From the log looks like it takes a while to allocate some shared memory objects
Sat Sep 24 20:53:58 2016 to Sat Sep 24 20:54:18 2016

GwDpInit: attached to gw_adm at 0x7fd69860fd20

Bind service sapgw00 (socket) to port 3300

P.S. checked on my test system, and it is faster than you have

Wed Sep 28 07:19:44 2016

DpShMCreate: sizeof(wp_adm)             545240  (2536)

xxx

Wed Sep 28 07:19:50 2016

GwDpInit: attached to gw_adm at 7f4ca5bcb360

Maybe it is really some problem in kernel (even if I do not see any problem to wait 10 sec more), try to update it on test system and test again.

Message was edited by: Sergo Beradze

raquel_gomez
Employee
Employee
0 Kudos

Hi,


You may check on START profile (or INSTANCE profile, depending on your release) if there's any command (such a 'sleep' command) that may cause this delay in Gateway starting.

Also more information can be seen on stder<nr> trace file (<nr> will depend on the order od the started program).

Regards,

Raquel

benoit-schmid
Contributor
0 Kudos

Hello,


Sergo Beradze wrote:

Again, 'Instance on host xxx started' means nothing, just that some commands to start were issued,and some inital answer given. You need some time to have all processes started

Where is this information documented?

A process can crash after been started. But this is another issue.

Instance started means all processes started correctly.

Binding to the tcp port is part of the process startup consideration.

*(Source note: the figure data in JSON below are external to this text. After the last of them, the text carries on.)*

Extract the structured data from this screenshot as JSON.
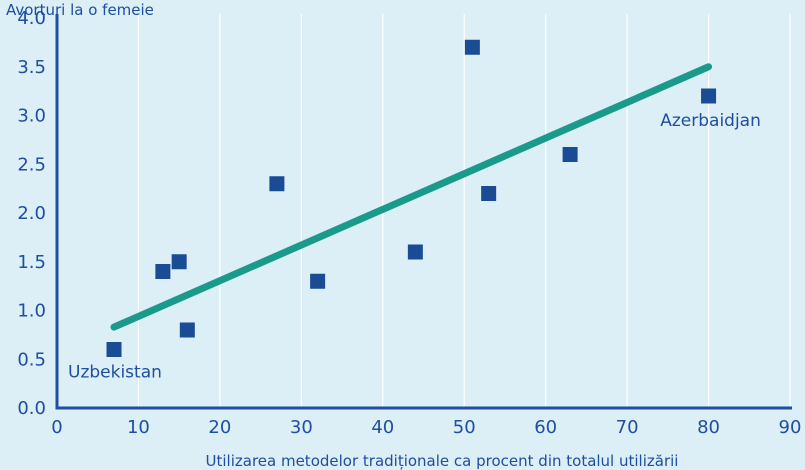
{
  "chart_data": {
    "type": "scatter",
    "title": "",
    "ylabel": "Avorturi la o femeie",
    "xlabel": "Utilizarea metodelor tradiționale ca procent din totalul utilizării",
    "xlim": [
      0,
      90
    ],
    "ylim": [
      0,
      4
    ],
    "x_ticks": [
      "0",
      "10",
      "20",
      "30",
      "40",
      "50",
      "60",
      "70",
      "80",
      "90"
    ],
    "y_ticks": [
      "0.0",
      "0.5",
      "1.0",
      "1.5",
      "2.0",
      "2.5",
      "3.0",
      "3.5",
      "4.0"
    ],
    "grid": "vertical",
    "series": [
      {
        "points": [
          {
            "x": 7,
            "y": 0.6
          },
          {
            "x": 13,
            "y": 1.4
          },
          {
            "x": 15,
            "y": 1.5
          },
          {
            "x": 16,
            "y": 0.8
          },
          {
            "x": 27,
            "y": 2.3
          },
          {
            "x": 32,
            "y": 1.3
          },
          {
            "x": 44,
            "y": 1.6
          },
          {
            "x": 51,
            "y": 3.7
          },
          {
            "x": 53,
            "y": 2.2
          },
          {
            "x": 63,
            "y": 2.6
          },
          {
            "x": 80,
            "y": 3.2
          }
        ]
      }
    ],
    "trendline": {
      "x1": 7,
      "y1": 0.83,
      "x2": 80,
      "y2": 3.5
    },
    "annotations": [
      {
        "text": "Uzbekistan",
        "x": 7,
        "y": 0.6
      },
      {
        "text": "Azerbaidjan",
        "x": 80,
        "y": 3.2
      }
    ],
    "colors": {
      "background": "#dceef6",
      "axis": "#1e4fa0",
      "marker": "#1a4c96",
      "trendline": "#1a9a8a",
      "grid": "#ffffff"
    }
  }
}
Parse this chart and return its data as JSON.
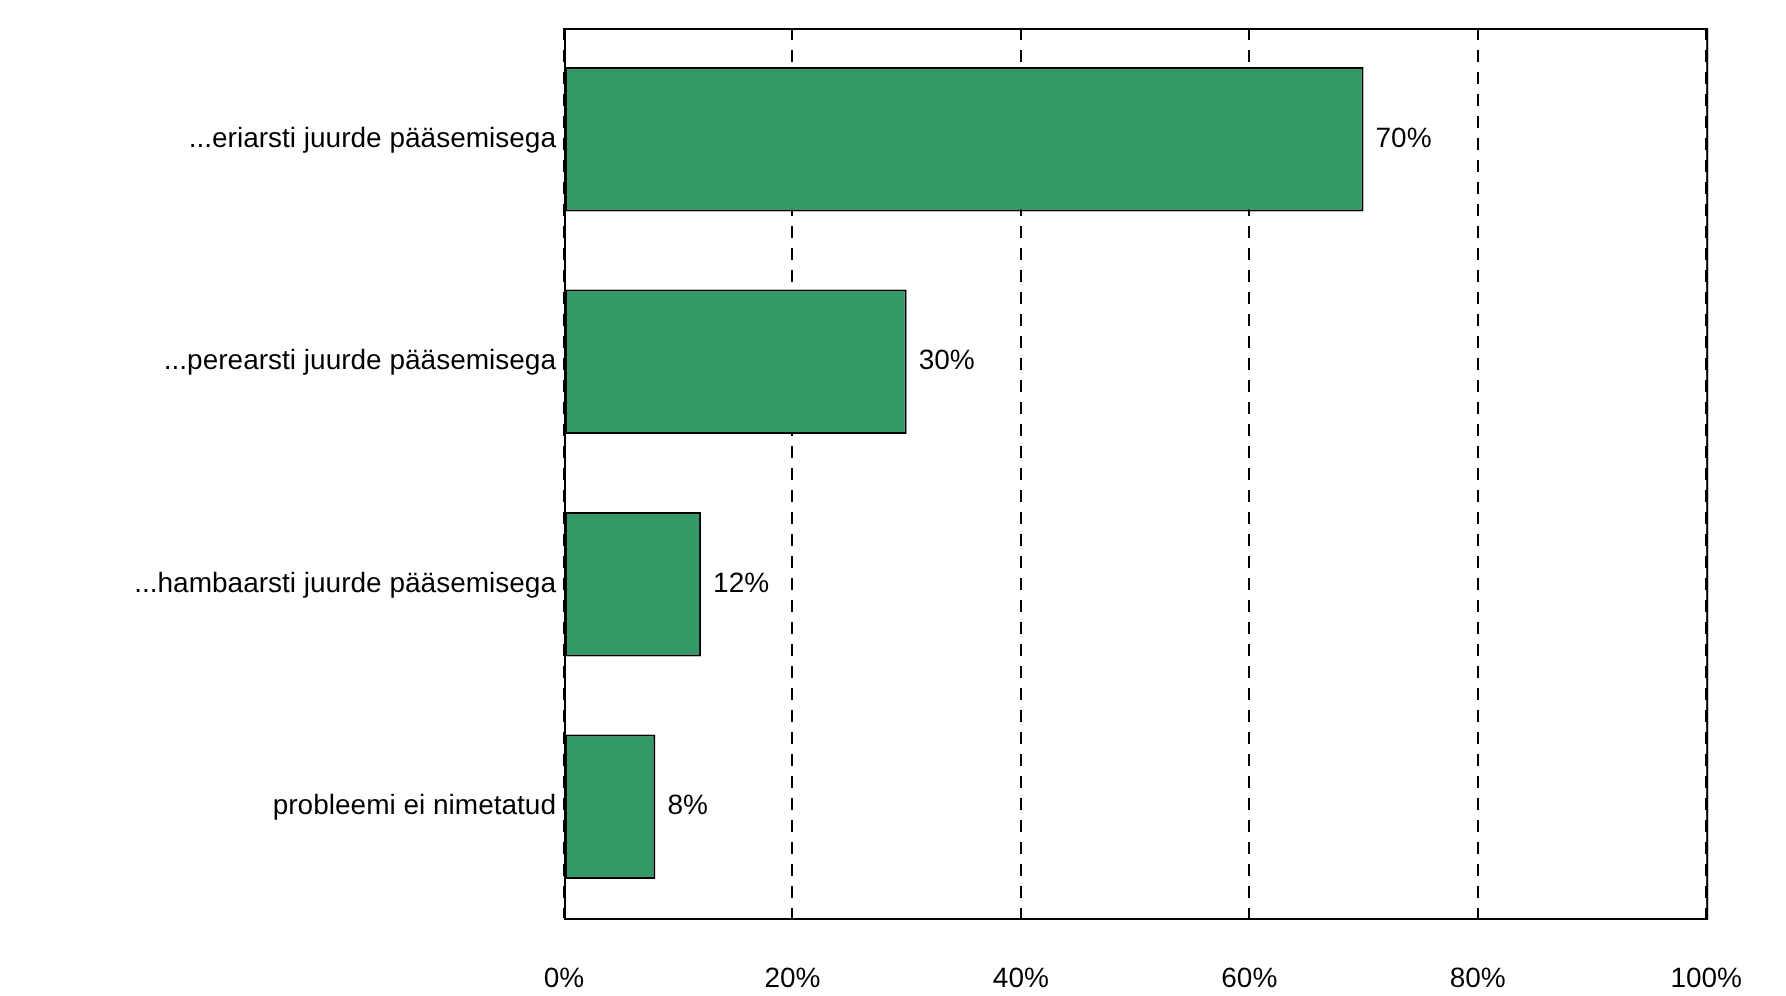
{
  "chart_data": {
    "type": "bar",
    "orientation": "horizontal",
    "categories": [
      "...eriarsti juurde pääsemisega",
      "...perearsti juurde pääsemisega",
      "...hambaarsti juurde pääsemisega",
      "probleemi ei nimetatud"
    ],
    "values": [
      70,
      30,
      12,
      8
    ],
    "value_labels": [
      "70%",
      "30%",
      "12%",
      "8%"
    ],
    "color": "#339966",
    "xlim": [
      0,
      100
    ],
    "xticks": [
      {
        "value": 0,
        "label": "0%"
      },
      {
        "value": 20,
        "label": "20%"
      },
      {
        "value": 40,
        "label": "40%"
      },
      {
        "value": 60,
        "label": "60%"
      },
      {
        "value": 80,
        "label": "80%"
      },
      {
        "value": 100,
        "label": "100%"
      }
    ],
    "grid": "x",
    "legend": false
  }
}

This is why I consider that instance started means that all related daemons

have succeeded to bind all their listening related ports.

But this is my point of view. I agree that I did not find SAP documentation that details this.

Regards,

benoit-schmid
Contributor
0 Kudos

Hello,


Prithviraj Rajpurohit wrote:

Hi Beniot,

Below mentioned sap note is a side effect on gateway when running SAP on kernel 745 PL100

https://launchpad.support.sap.com/#/notes/2328970

Thanks for the Note.

As I do not see any crash of the gateway, it does not seem to be relevant.

Regards,